The day of her kidnapping, Lydie spends the day doing her Christmas shopping in Argentan with one of her friends, tell the sisters of the disappeared interviewed by

Liberation

.

She returned home around 7 p.m. and made several phone calls: she started by calling her owner, then her aunt, and finally her in-laws, to speak with her son.

She has just bought a tree that she plans to decorate with it.

Later that evening, one of her sisters tries to reach her, without success.

When, the next morning, Lydie's ex-husband goes to her home to bring her their son, the door is locked.

The car of his former wife is parked in front of the garage, with the keys on the ignition, reports

Liberation

.

Two days later, Tuesday, December 21, the family decides to go there with the owner.

Inside, the bed is not undone, laundry is waiting to be taken out of the washing machine and the heaters are on.

No trace of Lydia, who seems to have vanished.

Two consecutive non-places

In March 1994, an examining magistrate was appointed, and when the gendarmes found a body cut into pieces in a river in the region, everyone expected to learn the truth about the Lydie Logé case.

But the young woman's body is linked to another case.

A first dismissal in the Logé case was rendered on August 12, 1998.

In 1999, according to

Liberation

, one of Lydie's sisters made an astonishing discovery: following the instructions of a dowser, she unearthed bones and jewelry.

In 2004, the instruction was relaunched, but the bones turned out to be much too old to be those of Lydie Logé: they date from the Second World War.

Without tangible elements to be pursued, the investigation stopped in 2009: a new dismissal was made.

Read also: Disappearance of Lydie Logé: Michel Fourniret and Monique Olivier in custody

In 2016, the Central Office for the Repression of Violence against Persons (OCRVP) recorded some twenty unidentified genetic fingerprints on seals that belonged to Michel Fourniret, including his Citroën van.

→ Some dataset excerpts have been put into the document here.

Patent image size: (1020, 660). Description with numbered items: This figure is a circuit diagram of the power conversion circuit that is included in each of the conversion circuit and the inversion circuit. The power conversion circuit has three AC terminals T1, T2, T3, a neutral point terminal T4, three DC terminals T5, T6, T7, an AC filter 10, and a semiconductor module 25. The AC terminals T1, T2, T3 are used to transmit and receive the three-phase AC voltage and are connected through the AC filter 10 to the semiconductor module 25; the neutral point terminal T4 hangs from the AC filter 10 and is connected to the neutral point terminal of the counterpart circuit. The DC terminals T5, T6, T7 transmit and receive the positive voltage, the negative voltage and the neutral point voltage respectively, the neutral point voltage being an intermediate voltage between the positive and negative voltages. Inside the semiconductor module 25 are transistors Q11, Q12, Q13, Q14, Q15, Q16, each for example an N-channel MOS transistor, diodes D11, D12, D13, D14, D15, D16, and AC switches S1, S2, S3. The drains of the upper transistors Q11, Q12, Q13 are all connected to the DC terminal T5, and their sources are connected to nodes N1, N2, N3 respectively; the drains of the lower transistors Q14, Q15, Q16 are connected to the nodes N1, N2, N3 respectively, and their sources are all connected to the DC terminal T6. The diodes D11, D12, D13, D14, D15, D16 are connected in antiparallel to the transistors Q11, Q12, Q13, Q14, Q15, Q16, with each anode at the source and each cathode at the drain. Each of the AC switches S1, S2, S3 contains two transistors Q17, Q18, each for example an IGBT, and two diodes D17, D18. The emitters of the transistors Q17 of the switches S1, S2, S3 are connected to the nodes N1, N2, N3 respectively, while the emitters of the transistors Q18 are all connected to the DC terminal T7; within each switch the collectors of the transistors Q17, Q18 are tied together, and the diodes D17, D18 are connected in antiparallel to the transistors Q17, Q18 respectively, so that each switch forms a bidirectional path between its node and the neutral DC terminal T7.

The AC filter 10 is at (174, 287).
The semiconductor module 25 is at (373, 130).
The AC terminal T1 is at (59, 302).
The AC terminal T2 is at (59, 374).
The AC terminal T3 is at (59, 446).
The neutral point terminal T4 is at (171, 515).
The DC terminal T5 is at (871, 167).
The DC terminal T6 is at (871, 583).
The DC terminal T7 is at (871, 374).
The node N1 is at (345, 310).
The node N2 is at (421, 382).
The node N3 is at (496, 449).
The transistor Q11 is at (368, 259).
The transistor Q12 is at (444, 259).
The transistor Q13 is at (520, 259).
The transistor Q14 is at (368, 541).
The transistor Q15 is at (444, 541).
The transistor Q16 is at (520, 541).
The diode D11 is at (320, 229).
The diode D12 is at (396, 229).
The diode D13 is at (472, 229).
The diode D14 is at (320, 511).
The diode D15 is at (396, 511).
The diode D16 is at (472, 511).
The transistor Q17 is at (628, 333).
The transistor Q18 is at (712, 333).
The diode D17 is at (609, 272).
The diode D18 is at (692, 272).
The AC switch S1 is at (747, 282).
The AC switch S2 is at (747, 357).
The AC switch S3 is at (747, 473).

In 2018, the Argentan public prosecutor's office requested a comparison with the DNA of Lydie Logé's mother.

Expertise reveals that an organic element found in Michel Fourniret's vehicle would correspond to the genetic code of Lydia's mother.

But the date of Lydie Logé's disappearance is intriguing: it would be part of the decade, between 1990 and 2000, where no victim of Michel Fourniret was listed.

However, according to a source close to the file cited by AFP, at that time, the son of the "Ogre des Ardennes" lived in the region where Lydie Logé also lived.